Funded By: Canadian Institutes for Health Research
Scalable Data Integration for Disease Surveillance (SDIDS)
Data for global disease surveillance are fragmented across diseases, countries, funders, and a wide range of clinical settings. This fragmentation of data makes it challenging to assess population health, target disease control activities, and evaluate the effect of interventions. We are developing the SDIDS software platform to integrate surveillance data and make them available to support global health decision making. A proof-of-concept version of the system has been to integrate malaria surveillance data for Uganda. SDIDS makes extensive use of ontologies, including an ontology of data sources and an ontology of global health. Raw data sources are mapped to these ontologies and then automatically translated into a common format, where the integrated data can then be accessed by software to calculate and visualize a variety of indicators. We are now in the process of scaling-up SDIDS to include data for the main causes of under-five mortality in Africa.

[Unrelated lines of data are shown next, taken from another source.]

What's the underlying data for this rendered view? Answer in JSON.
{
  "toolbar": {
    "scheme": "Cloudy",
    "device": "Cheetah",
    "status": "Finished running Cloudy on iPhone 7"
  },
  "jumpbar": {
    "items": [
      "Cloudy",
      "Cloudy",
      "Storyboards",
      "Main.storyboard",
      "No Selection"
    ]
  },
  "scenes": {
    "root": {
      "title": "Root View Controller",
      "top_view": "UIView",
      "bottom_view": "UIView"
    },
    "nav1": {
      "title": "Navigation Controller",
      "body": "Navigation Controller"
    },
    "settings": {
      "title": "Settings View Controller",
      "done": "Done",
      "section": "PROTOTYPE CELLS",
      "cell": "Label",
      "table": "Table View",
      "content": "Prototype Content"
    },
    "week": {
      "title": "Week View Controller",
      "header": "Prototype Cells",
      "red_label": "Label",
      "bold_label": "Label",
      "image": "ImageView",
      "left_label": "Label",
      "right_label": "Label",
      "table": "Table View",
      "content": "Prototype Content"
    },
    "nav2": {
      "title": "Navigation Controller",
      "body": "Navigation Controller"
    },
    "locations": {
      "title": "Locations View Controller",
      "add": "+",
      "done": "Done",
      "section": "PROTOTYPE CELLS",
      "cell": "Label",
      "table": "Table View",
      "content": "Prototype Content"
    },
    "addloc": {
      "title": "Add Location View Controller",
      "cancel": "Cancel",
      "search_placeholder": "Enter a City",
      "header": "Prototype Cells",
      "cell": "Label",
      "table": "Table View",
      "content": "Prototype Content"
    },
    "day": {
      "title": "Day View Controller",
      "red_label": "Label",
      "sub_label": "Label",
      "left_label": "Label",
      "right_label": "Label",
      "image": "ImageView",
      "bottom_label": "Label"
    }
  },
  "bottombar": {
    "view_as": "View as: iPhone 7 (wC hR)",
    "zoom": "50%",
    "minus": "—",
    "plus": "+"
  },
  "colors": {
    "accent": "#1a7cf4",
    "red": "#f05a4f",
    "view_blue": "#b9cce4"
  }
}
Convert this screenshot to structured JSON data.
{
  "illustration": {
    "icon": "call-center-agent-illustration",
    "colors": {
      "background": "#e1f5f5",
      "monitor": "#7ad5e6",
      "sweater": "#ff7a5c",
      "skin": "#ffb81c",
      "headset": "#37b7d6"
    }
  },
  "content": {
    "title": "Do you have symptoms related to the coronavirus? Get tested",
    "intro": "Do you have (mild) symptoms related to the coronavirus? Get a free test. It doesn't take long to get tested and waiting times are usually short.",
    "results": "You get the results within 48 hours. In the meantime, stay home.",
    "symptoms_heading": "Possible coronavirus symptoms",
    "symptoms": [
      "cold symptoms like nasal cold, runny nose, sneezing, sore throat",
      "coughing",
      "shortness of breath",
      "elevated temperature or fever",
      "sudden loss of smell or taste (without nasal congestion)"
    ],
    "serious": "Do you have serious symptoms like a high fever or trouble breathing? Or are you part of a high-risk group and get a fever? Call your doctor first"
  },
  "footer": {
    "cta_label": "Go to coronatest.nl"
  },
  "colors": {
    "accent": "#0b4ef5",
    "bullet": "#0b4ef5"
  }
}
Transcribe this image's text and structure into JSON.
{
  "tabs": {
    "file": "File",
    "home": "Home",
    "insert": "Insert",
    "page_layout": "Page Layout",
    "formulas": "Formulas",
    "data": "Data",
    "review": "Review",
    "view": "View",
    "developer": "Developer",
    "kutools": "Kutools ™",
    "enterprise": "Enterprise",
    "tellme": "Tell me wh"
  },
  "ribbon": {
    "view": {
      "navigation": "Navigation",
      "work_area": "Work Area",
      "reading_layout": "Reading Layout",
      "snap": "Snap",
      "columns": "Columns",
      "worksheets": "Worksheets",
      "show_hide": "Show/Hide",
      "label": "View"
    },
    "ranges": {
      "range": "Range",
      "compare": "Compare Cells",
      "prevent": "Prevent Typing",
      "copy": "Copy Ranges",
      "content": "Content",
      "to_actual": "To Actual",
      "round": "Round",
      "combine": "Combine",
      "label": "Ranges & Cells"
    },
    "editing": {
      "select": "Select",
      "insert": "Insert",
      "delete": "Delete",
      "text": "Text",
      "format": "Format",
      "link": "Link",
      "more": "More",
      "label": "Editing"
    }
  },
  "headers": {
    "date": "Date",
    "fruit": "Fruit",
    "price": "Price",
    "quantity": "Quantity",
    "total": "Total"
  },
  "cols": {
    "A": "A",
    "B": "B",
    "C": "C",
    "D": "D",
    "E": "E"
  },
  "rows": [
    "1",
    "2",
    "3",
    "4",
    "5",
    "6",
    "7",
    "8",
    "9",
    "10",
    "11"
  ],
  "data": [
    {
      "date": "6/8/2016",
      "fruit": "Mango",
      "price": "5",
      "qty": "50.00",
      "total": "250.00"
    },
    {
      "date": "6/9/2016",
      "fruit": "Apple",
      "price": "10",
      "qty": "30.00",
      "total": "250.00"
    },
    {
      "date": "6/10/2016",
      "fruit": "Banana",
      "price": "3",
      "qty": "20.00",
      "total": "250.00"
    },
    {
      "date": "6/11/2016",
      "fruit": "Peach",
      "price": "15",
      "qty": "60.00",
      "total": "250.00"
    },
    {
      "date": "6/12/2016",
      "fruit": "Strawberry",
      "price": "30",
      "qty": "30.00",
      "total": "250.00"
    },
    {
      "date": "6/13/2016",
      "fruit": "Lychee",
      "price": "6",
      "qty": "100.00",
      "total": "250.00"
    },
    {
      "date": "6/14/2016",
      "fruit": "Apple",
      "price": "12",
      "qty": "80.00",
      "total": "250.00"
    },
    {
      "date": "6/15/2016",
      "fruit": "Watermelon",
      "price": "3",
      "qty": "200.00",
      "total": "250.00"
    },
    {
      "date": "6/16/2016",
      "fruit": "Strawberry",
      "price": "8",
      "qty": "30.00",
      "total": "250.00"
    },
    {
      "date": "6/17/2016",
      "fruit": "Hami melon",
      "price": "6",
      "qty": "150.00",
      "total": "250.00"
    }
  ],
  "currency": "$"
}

Funded by: Bill and Melinda Gates Foundation
In Collaboration with the Uganda Malaria Surveillance Project and the National Malaria Control Programme, University of Washington, Stanford University, Harvard University.
Reviews of the public health response to historical outbreaks of GI illness call consistently for improvements to the public health surveillance. There is not sufficient evidence, however, to determine the effectiveness of specific changes to the existing surveillance infrastructure. The goal of the project is to evaluate empirically how enhancements to public health surveillance systems will impact the effectiveness of these systems in detecting waterborne enteric disease outbreaks.